這哪裡像沒事的樣子, 這簡直問題大了去。
但蔣奕不是個八卦的人, 他是寒曜年的私人醫生,更關心病人的身體。
他又問:「文琦說你很久沒去做心理諮詢了, 你最近還會看見他嗎?」
寒曜年沉默片刻,緩緩搖頭:「很少了。」
蔣奕鬆了口氣:「看來你情況有所好轉。」
寒曜年垂下眼皮:「或許吧。」
蔣奕:「可惜我不是心理醫生, 不了解詳細的病理構成。」
沒想到蔣奕這麼擔心他,寒曜年心中一暖, 感動道:「蔣奕,你……」
「你的病例這麼特殊, 」蔣奕遺憾道, 「如果我是心理醫生,就可以在《應用心理學雜誌》發一篇論文了。」
寒曜年:「……」
·
賀初秋和大部隊一起回了會所,洗完澡出來, 在餐廳門口看到了寒曜年和葛輕舟。
他們站在一起聊天,看起來竟然相當和諧。
賀初秋又想起之前打球時,葛輕舟詢問寒曜年的戀情, 又在賭局中提出要和寒曜年單獨用餐。
他為什麼這麼關注寒曜年?
聽說葛輕舟向家人出櫃了,難道他看上了寒曜年?
仔細一想也不是不可能,二人外表都非常出眾, 一個是風投大佬, 一個是投行精英,連事業都這麼匹配。
賀初秋臉色沉了沉, 主動過去打了聲招呼。
寒曜年看了他一眼,沒有說話。
倒是葛輕舟主動說, 他等會兒要和寒曜年吃飯,晚餐不和他們一起用了。
賀初秋嗯了一聲,垂下眼睫進了包廂。
首京財經的同事們已經到了,因為甲方兩位總裁還沒來,坐在沙發上圍了一圈閒聊。
沒過多久,唐家睿和林靜恩抵達落座,又提及葛輕舟和寒曜年單獨用餐的事情。
唐家睿的星光財富雖然也體量不小,但終究還是比不上寒曜年的豐年資本,且在私行也想發展風投業務,自然也想要結交寒曜年。

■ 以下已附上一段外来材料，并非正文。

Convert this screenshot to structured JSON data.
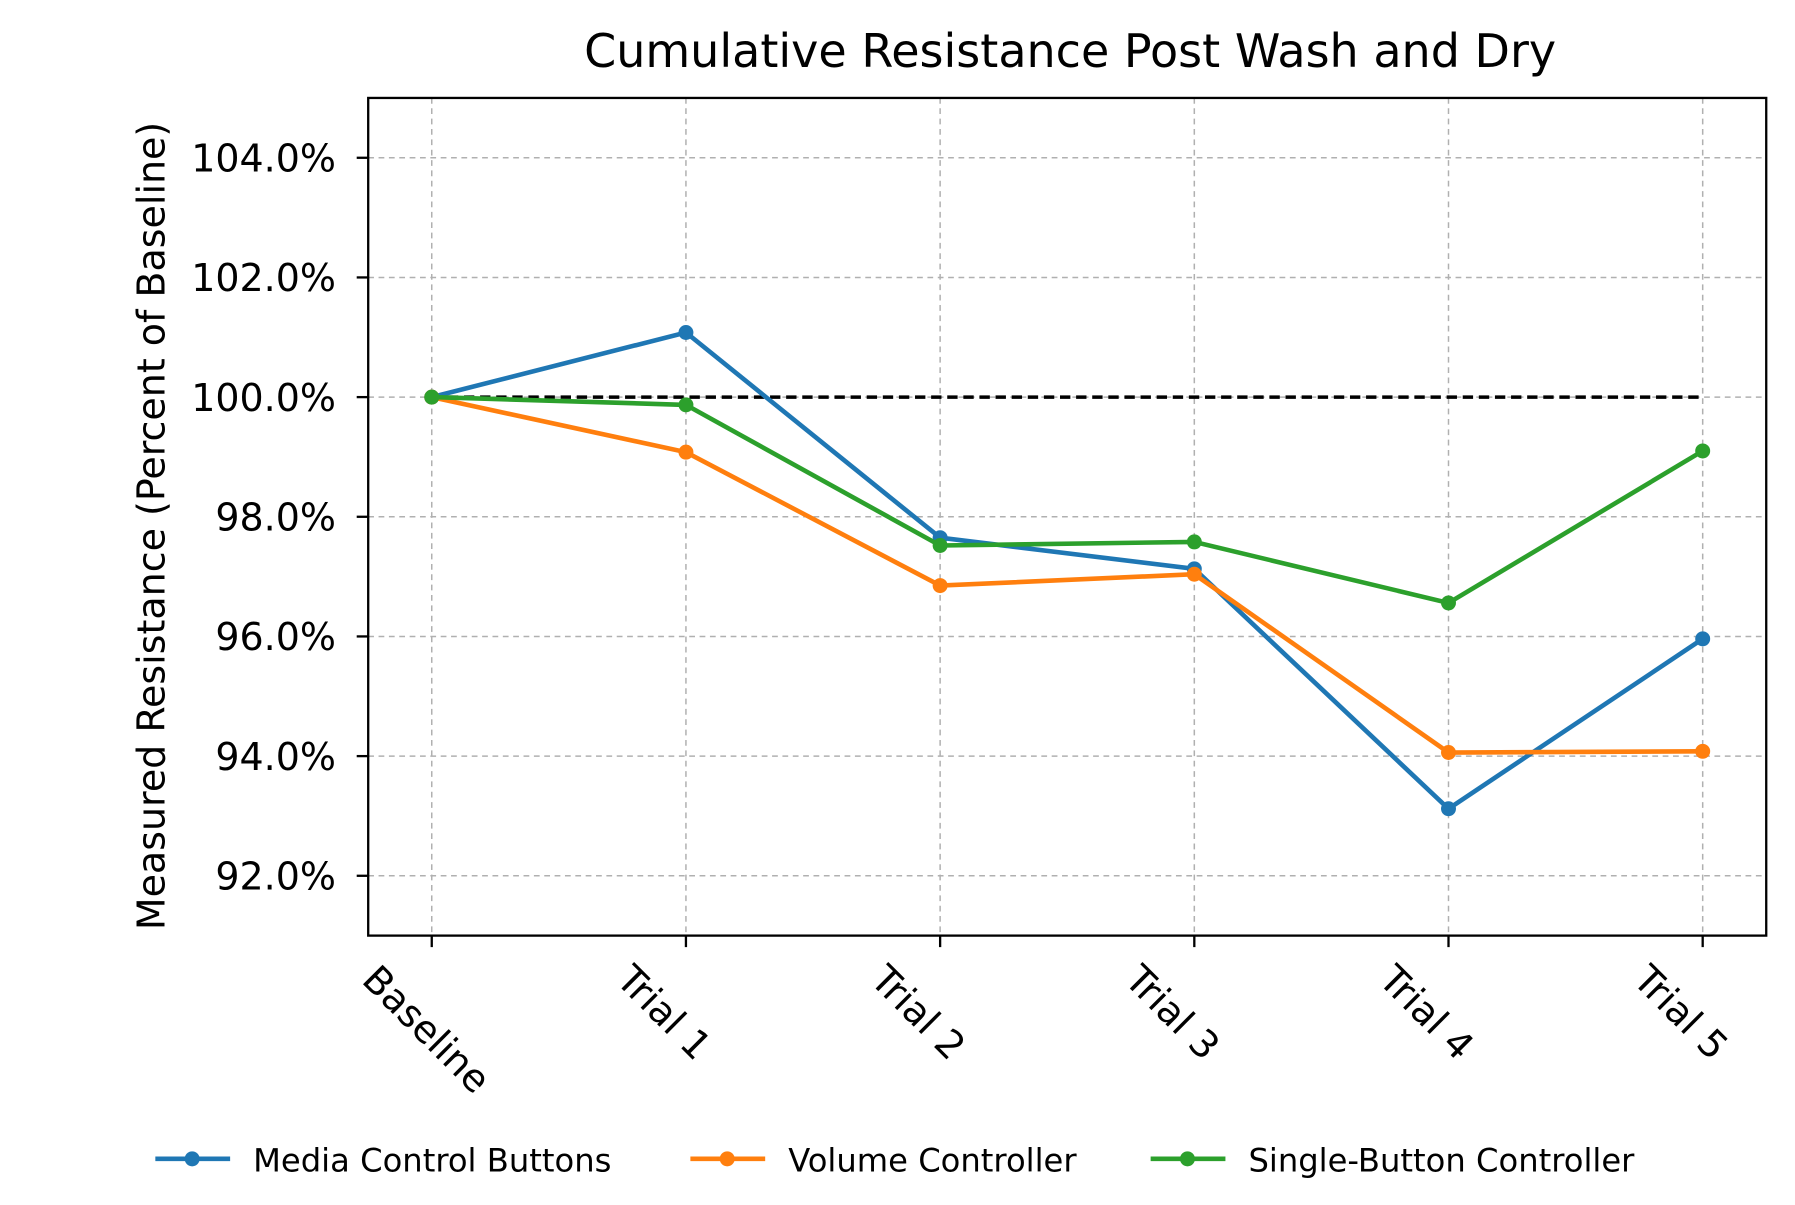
{
  "chart_data": {
    "type": "line",
    "title": "Cumulative Resistance Post Wash and Dry",
    "y_label": "Measured Resistance (Percent of Baseline)",
    "categories": [
      "Baseline",
      "Trial 1",
      "Trial 2",
      "Trial 3",
      "Trial 4",
      "Trial 5"
    ],
    "series": [
      {
        "name": "Media Control Buttons",
        "color": "#1f77b4",
        "values": [
          100,
          101.08,
          97.65,
          97.13,
          93.12,
          95.96
        ]
      },
      {
        "name": "Volume Controller",
        "color": "#ff7f0e",
        "values": [
          100,
          99.08,
          96.85,
          97.04,
          94.06,
          94.08
        ]
      },
      {
        "name": "Single-Button Controller",
        "color": "#2ca02c",
        "values": [
          100,
          99.87,
          97.52,
          97.58,
          96.56,
          99.1
        ]
      }
    ],
    "reference_line": 100,
    "ylim": [
      91,
      105
    ],
    "yticks": [
      {
        "value": 104,
        "label": "104.0%"
      },
      {
        "value": 102,
        "label": "102.0%"
      },
      {
        "value": 100,
        "label": "100.0%"
      },
      {
        "value": 98,
        "label": "98.0%"
      },
      {
        "value": 96,
        "label": "96.0%"
      },
      {
        "value": 94,
        "label": "94.0%"
      },
      {
        "value": 92,
        "label": "92.0%"
      }
    ],
    "grid": true,
    "legend": "bottom"
  }
}
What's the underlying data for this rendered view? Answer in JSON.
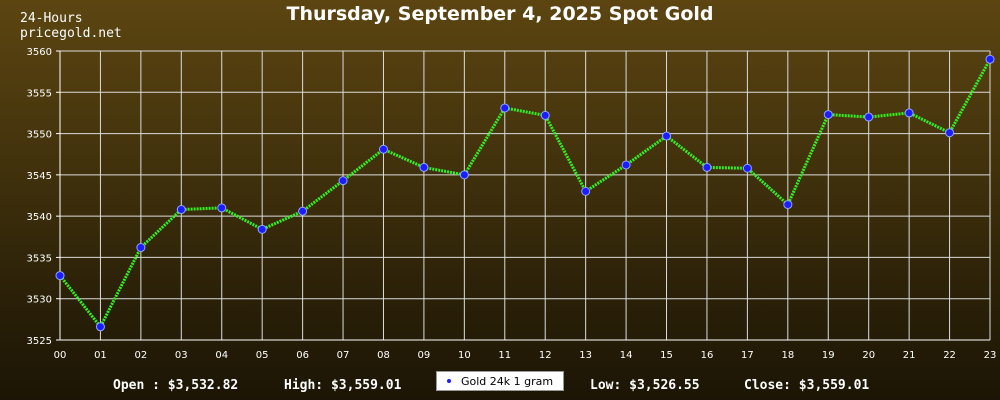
{
  "header": {
    "site_line1": "24-Hours",
    "site_line2": "pricegold.net",
    "title": "Thursday, September 4, 2025 Spot Gold"
  },
  "footer": {
    "open": "Open : $3,532.82",
    "high": "High: $3,559.01",
    "low": "Low: $3,526.55",
    "close": "Close: $3,559.01"
  },
  "colors": {
    "line": "#33ee22",
    "marker": "#1c1cff",
    "grid": "#dcdcdc",
    "axis": "#ffffff"
  },
  "chart_data": {
    "type": "line",
    "title": "Thursday, September 4, 2025 Spot Gold",
    "xlabel": "",
    "ylabel": "",
    "categories": [
      "00",
      "01",
      "02",
      "03",
      "04",
      "05",
      "06",
      "07",
      "08",
      "09",
      "10",
      "11",
      "12",
      "13",
      "14",
      "15",
      "16",
      "17",
      "18",
      "19",
      "20",
      "21",
      "22",
      "23"
    ],
    "ylim": [
      3525,
      3560
    ],
    "yticks": [
      3525,
      3530,
      3535,
      3540,
      3545,
      3550,
      3555,
      3560
    ],
    "ytick_labels": [
      "3525",
      "3530",
      "3535",
      "3540",
      "3545",
      "3550",
      "3555",
      "3560"
    ],
    "grid": true,
    "legend_position": "bottom-center",
    "series": [
      {
        "name": "Gold 24k 1 gram",
        "values": [
          3532.8,
          3526.6,
          3536.2,
          3540.8,
          3541.0,
          3538.4,
          3540.6,
          3544.3,
          3548.1,
          3545.9,
          3545.0,
          3553.1,
          3552.2,
          3543.0,
          3546.2,
          3549.7,
          3545.9,
          3545.8,
          3541.4,
          3552.3,
          3552.0,
          3552.5,
          3550.1,
          3559.0
        ]
      }
    ]
  }
}
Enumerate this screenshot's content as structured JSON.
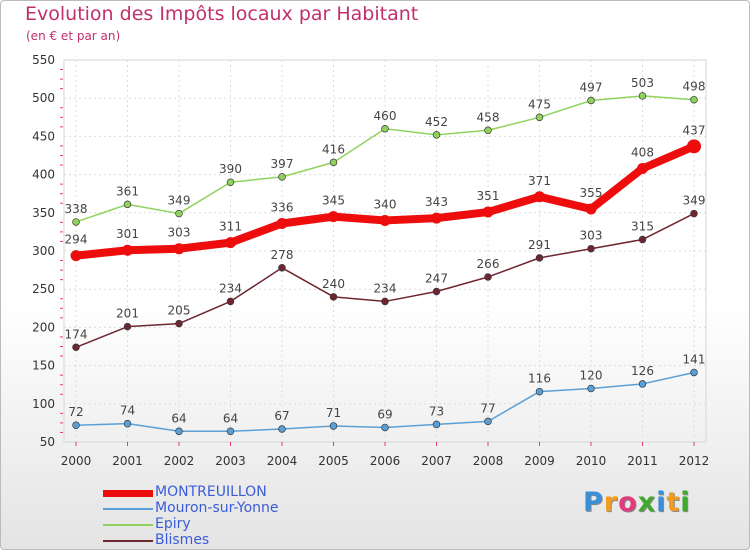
{
  "title": "Evolution des Impôts locaux par Habitant",
  "subtitle": "(en € et par an)",
  "logo": {
    "letters": [
      "P",
      "r",
      "o",
      "x",
      "i",
      "t",
      "i"
    ],
    "colors": [
      "#3b8fd6",
      "#f39c1f",
      "#e03b7a",
      "#3fa82d",
      "#3b8fd6",
      "#f39c1f",
      "#3fa82d"
    ]
  },
  "chart_data": {
    "type": "line",
    "x": [
      "2000",
      "2001",
      "2002",
      "2003",
      "2004",
      "2005",
      "2006",
      "2007",
      "2008",
      "2009",
      "2010",
      "2011",
      "2012"
    ],
    "ylim": [
      50,
      550
    ],
    "yticks": [
      50,
      100,
      150,
      200,
      250,
      300,
      350,
      400,
      450,
      500,
      550
    ],
    "grid": true,
    "legend_position": "bottom-left",
    "series": [
      {
        "name": "Epiry",
        "color": "#8fd35c",
        "values": [
          338,
          361,
          349,
          390,
          397,
          416,
          460,
          452,
          458,
          475,
          497,
          503,
          498
        ]
      },
      {
        "name": "Blismes",
        "color": "#6e2630",
        "values": [
          174,
          201,
          205,
          234,
          278,
          240,
          234,
          247,
          266,
          291,
          303,
          315,
          349
        ]
      },
      {
        "name": "Mouron-sur-Yonne",
        "color": "#5aa0d6",
        "values": [
          72,
          74,
          64,
          64,
          67,
          71,
          69,
          73,
          77,
          116,
          120,
          126,
          141
        ]
      },
      {
        "name": "MONTREUILLON",
        "color": "#ee0d0d",
        "values": [
          294,
          301,
          303,
          311,
          336,
          345,
          340,
          343,
          351,
          371,
          355,
          408,
          437
        ]
      }
    ],
    "legend_order": [
      "MONTREUILLON",
      "Mouron-sur-Yonne",
      "Epiry",
      "Blismes"
    ]
  }
}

只是寒曜年平日裡只和兩個發小玩,又幾乎不參與應酬,尋常人很難進入他的社交圈。
沒想到葛輕舟竟和寒曜年玩熟了,兩位家長自然樂見其成。
周治吹捧了兩句,把林靜恩笑得合不攏嘴:「年輕人嘛,跟我們這種老一輩的也玩不到一起,強行把他綁過來也沒用,自己去玩也好。」
周治又忙點頭說是,誇獎林靜恩這個母親開明大度。
說完,林靜恩抬眸看了眼賀初秋,後者卻仿佛沒聽到她的話,只看著桌上的水杯出神。
今晚賀初秋表現得相當糟糕,全程沉默寡言,輪到他敬酒時倒是喝得比誰都猛。
唐家睿和林靜恩都不是勸酒的人,飯局結束,首京財經這邊竟只有賀初秋一個人喝醉了。